Part IV proposes a legal framework for addressing defamatory hallucinations. This framework rests on the proposition that the law should treat defamatory hallucinations—both in an LLM's final output and in its chains of thought—as "inevitable errors," in much the same way that the Supreme Court in New York Times v. Sullivan recognized that some journalistic errors must be tolerated in order to produce "uninhibited, robust and wide-open" public discourse.
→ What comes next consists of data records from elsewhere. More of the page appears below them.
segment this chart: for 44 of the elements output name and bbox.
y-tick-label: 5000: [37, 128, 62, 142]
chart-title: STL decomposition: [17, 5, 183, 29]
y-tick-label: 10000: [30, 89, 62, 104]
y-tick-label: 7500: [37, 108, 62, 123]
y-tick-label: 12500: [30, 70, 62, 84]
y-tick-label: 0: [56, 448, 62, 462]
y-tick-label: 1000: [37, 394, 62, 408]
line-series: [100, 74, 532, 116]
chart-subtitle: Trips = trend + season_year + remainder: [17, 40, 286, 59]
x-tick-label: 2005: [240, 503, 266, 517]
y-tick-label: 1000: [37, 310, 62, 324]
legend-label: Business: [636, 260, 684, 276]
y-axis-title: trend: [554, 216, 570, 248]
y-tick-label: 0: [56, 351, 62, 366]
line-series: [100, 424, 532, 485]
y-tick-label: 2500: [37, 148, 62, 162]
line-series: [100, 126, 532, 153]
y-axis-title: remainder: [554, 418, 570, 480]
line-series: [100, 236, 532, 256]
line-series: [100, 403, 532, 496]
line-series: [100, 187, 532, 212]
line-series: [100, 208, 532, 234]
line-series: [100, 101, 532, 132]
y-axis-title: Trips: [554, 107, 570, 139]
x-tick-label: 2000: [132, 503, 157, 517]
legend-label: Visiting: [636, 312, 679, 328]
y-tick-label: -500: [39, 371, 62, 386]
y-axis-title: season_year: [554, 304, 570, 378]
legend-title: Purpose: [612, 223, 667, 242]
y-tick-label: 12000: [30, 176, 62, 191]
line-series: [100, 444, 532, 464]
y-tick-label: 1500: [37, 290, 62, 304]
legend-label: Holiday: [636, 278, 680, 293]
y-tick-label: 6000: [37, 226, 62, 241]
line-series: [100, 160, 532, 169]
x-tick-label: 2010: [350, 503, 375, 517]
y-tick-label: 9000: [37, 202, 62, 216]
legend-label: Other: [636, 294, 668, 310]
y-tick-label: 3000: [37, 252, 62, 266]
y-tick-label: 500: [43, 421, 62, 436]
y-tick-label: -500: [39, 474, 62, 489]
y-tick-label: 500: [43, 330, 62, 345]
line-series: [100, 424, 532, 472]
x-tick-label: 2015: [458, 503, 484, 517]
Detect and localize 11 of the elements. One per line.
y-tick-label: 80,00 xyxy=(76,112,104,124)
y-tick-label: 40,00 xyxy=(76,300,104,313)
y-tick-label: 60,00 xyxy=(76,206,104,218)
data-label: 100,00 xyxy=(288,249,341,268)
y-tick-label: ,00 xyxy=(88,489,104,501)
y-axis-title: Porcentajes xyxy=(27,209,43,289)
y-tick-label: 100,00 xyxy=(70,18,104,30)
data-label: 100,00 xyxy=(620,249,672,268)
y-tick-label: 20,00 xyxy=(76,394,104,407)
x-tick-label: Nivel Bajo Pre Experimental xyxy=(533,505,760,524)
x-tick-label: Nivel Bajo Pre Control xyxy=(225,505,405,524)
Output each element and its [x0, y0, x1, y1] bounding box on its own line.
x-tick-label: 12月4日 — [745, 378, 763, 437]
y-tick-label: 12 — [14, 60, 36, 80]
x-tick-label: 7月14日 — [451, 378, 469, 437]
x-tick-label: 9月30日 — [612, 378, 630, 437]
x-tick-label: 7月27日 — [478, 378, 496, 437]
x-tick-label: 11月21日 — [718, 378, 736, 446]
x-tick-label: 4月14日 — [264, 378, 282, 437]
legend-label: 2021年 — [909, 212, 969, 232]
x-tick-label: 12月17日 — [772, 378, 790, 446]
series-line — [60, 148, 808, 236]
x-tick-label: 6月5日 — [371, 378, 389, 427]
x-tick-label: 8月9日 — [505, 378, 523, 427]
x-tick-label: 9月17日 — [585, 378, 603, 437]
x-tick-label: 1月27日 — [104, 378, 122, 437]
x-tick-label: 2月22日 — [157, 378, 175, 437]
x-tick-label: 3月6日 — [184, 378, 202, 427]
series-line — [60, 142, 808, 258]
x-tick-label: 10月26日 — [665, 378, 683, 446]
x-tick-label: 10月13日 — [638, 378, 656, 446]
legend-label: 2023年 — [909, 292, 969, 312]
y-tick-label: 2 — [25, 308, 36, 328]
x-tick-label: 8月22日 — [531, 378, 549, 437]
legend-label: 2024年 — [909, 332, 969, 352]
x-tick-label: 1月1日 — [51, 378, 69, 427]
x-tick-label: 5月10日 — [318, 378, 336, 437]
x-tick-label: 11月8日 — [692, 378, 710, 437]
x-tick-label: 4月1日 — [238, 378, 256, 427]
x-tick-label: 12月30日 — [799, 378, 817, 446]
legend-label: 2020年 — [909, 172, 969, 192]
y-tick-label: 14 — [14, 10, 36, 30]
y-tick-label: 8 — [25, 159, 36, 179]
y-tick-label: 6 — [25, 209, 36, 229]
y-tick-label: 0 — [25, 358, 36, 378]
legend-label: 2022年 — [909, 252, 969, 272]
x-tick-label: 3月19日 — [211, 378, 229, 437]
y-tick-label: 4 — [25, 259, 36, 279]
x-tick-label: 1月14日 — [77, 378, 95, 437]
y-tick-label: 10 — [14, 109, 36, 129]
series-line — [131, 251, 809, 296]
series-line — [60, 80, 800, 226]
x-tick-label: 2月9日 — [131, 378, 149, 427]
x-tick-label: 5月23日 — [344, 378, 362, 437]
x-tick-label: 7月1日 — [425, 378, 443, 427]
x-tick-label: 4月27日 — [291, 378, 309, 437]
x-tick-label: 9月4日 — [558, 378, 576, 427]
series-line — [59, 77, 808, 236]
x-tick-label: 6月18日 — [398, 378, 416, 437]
Part IV first explores some of the practical and technological limitations of prior scholarly proposals addressing defamation by hallucination in "foundation model" LLMs. Next, it draws lessons from defamation law's adaptation to past technologies, such as the telegraph, to argue that LLMs bear more similarities to information distributors than to publishers, and AI developers' liability for defamation should be governed accordingly. However, any tort law "privilege" accorded to AI developers must be balanced by the imposition of statutory duties designed to protect victims of defamation by hallucination. Specifically, LLM producers should have a duty to warn (and educate) their users that it is unreasonable to rely on AI outputs without verification. Furthermore, LLM producers should have a duty to preserve search records for a limited period of time in order to enable defamation plaintiffs to prove the existence and scope of their harm. Finally, this Part contends that users who repeat defamatory hallucinations without taking reasonable steps to verify them should often face liability, because such users will often be the cheapest cost avoiders in the realm of reputational harm. We conclude with caveats about the limits of defamation law as a regulatory tool for dealing with hallucination-based harms.